Abraham Lincoln Birthplace National Historical Park
At Sinking Spring Farm in rural Kentucky, see where Abraham Lincoln was born. The future 16th president of the USA spent his first two years here, then moved to Knob Creek Farm about 13 kilometers away. First, see the educational exhibits and video at the Birthplace Unit visitors’ center, then walk up the steps to the memorial building. Inside is the re-creation of the humble, one-room cabin where Lincoln was born. It’s just a short distance to his boyhood home at Knob Creek. This is a must-visit site for history aficionados.
President Abraham Lincoln's boyhood home in Knob Creek
Cumberland Gap National Historical Park
For Native Americans, early explorers and intrepid migrants, Cumberland Gap was the main gateway to the western USA. Cumberland Gap National Historical Park preserves this incredible historical region with a variety of natural and man-made sites. Drive up to Pinnacle Overlook for stunning views of Kentucky, Virginia and Tennessee – it’s simply breathtaking in the fall. See an old pioneer settlement, take a guided cave tour and enjoy a long walk outside; there are 130 kilometers of hiking trails to explore. Don’t miss the educational exhibits and movie about early pioneers at the visitors’ center.

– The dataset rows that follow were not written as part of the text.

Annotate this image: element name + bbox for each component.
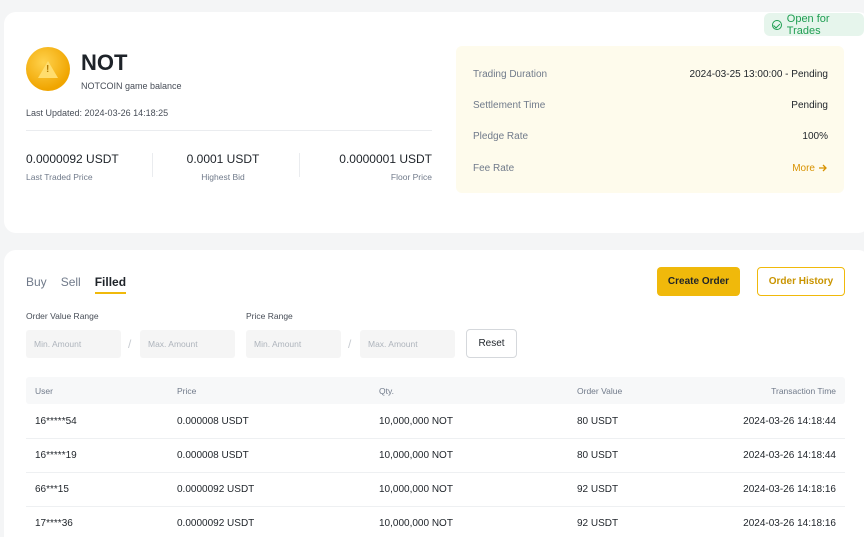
info-value: 2024-03-25 13:00:00 - Pending	[689, 68, 828, 80]
status-badge: Open for Trades	[764, 12, 864, 37]
table-header: User Price Qty. Order Value Transaction …	[26, 377, 845, 404]
divider	[152, 153, 153, 177]
cell-transaction-time: 2024-03-26 14:18:44	[743, 450, 836, 461]
stat-floor-price: 0.0000001 USDT Floor Price	[339, 152, 432, 182]
cell-qty: 10,000,000 NOT	[379, 518, 453, 529]
coin-logo	[26, 47, 70, 91]
info-row-fee-rate: Fee Rate More	[473, 160, 828, 176]
order-value-min-input[interactable]	[26, 330, 121, 358]
info-label: Pledge Rate	[473, 130, 529, 142]
stat-label: Floor Price	[390, 172, 432, 182]
table-row: 16*****19 0.000008 USDT 10,000,000 NOT 8…	[26, 439, 845, 473]
stat-value: 0.0001 USDT	[186, 152, 260, 166]
cell-order-value: 80 USDT	[577, 416, 619, 427]
fee-more-link[interactable]: More	[792, 163, 828, 174]
trading-info-panel: Trading Duration 2024-03-25 13:00:00 - P…	[456, 46, 844, 193]
stat-label: Last Traded Price	[26, 172, 93, 182]
divider	[299, 153, 300, 177]
stat-label: Highest Bid	[201, 172, 245, 182]
table-row: 66***15 0.0000092 USDT 10,000,000 NOT 92…	[26, 473, 845, 507]
cell-user: 16*****19	[35, 450, 77, 461]
cell-order-value: 92 USDT	[577, 484, 619, 495]
tab-buy[interactable]: Buy	[26, 275, 47, 294]
info-value: Pending	[791, 99, 828, 111]
info-label: Trading Duration	[473, 68, 548, 80]
range-separator: /	[348, 337, 352, 351]
range-separator: /	[128, 337, 132, 351]
cell-transaction-time: 2024-03-26 14:18:16	[743, 518, 836, 529]
cell-price: 0.000008 USDT	[177, 416, 249, 427]
info-label: Settlement Time	[473, 99, 546, 111]
tab-sell[interactable]: Sell	[61, 275, 81, 294]
stat-value: 0.0000001 USDT	[339, 152, 432, 166]
warning-triangle-icon	[38, 60, 58, 78]
order-history-button[interactable]: Order History	[757, 267, 845, 296]
price-range-label: Price Range	[246, 311, 293, 321]
coin-symbol: NOT	[81, 50, 128, 75]
info-value: 100%	[802, 130, 828, 142]
order-value-range-label: Order Value Range	[26, 311, 99, 321]
coin-subtitle: NOTCOIN game balance	[81, 81, 182, 91]
cell-order-value: 80 USDT	[577, 450, 619, 461]
cell-user: 17****36	[35, 518, 73, 529]
table-row: 16*****54 0.000008 USDT 10,000,000 NOT 8…	[26, 405, 845, 439]
cell-qty: 10,000,000 NOT	[379, 450, 453, 461]
price-max-input[interactable]	[360, 330, 455, 358]
info-label: Fee Rate	[473, 162, 515, 174]
create-order-button[interactable]: Create Order	[657, 267, 740, 296]
column-header-qty: Qty.	[379, 386, 394, 396]
stat-value: 0.0000092 USDT	[26, 152, 119, 166]
reset-button[interactable]: Reset	[466, 329, 517, 358]
price-min-input[interactable]	[246, 330, 341, 358]
cell-price: 0.0000092 USDT	[177, 518, 255, 529]
cell-user: 66***15	[35, 484, 69, 495]
info-row-settlement-time: Settlement Time Pending	[473, 97, 828, 113]
fee-more-label: More	[792, 162, 815, 174]
stat-last-traded-price: 0.0000092 USDT Last Traded Price	[26, 152, 119, 182]
column-header-order-value: Order Value	[577, 386, 623, 396]
column-header-user: User	[35, 386, 53, 396]
info-row-pledge-rate: Pledge Rate 100%	[473, 128, 828, 144]
divider	[26, 130, 432, 131]
info-row-trading-duration: Trading Duration 2024-03-25 13:00:00 - P…	[473, 66, 828, 82]
cell-qty: 10,000,000 NOT	[379, 484, 453, 495]
arrow-right-icon	[819, 164, 827, 172]
cell-transaction-time: 2024-03-26 14:18:16	[743, 484, 836, 495]
order-value-max-input[interactable]	[140, 330, 235, 358]
cell-transaction-time: 2024-03-26 14:18:44	[743, 416, 836, 427]
column-header-transaction-time: Transaction Time	[771, 386, 836, 396]
table-row: 17****36 0.0000092 USDT 10,000,000 NOT 9…	[26, 507, 845, 537]
cell-price: 0.000008 USDT	[177, 450, 249, 461]
cell-user: 16*****54	[35, 416, 77, 427]
check-circle-icon	[772, 19, 782, 30]
cell-qty: 10,000,000 NOT	[379, 416, 453, 427]
cell-order-value: 92 USDT	[577, 518, 619, 529]
status-badge-label: Open for Trades	[786, 12, 830, 37]
order-tabs: Buy Sell Filled	[26, 275, 127, 294]
cell-price: 0.0000092 USDT	[177, 484, 255, 495]
column-header-price: Price	[177, 386, 197, 396]
last-updated: Last Updated: 2024-03-26 14:18:25	[26, 108, 169, 118]
stat-highest-bid: 0.0001 USDT Highest Bid	[184, 152, 262, 182]
tab-filled[interactable]: Filled	[94, 275, 127, 294]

Mammoth Cave National Park
Mammoth Cave National Park is the world’s longest-known cave system. Well over 600 kilometers of underground caves have been explored, and you can visit them in Kentucky. There are many guided cave tours to choose from and they are almost guaranteed to fill up every time. Be sure to check the park’s schedule and reserve a spot in advance. On your visit, you’ll learn about indigenous Native American tribes, early explorers, local wildlife and geology. Hiking, biking, horseback riding, camping and watersports on the rivers are also available. Mammoth Cave is a UNESCO World Heritage Site and International Biosphere Reserve.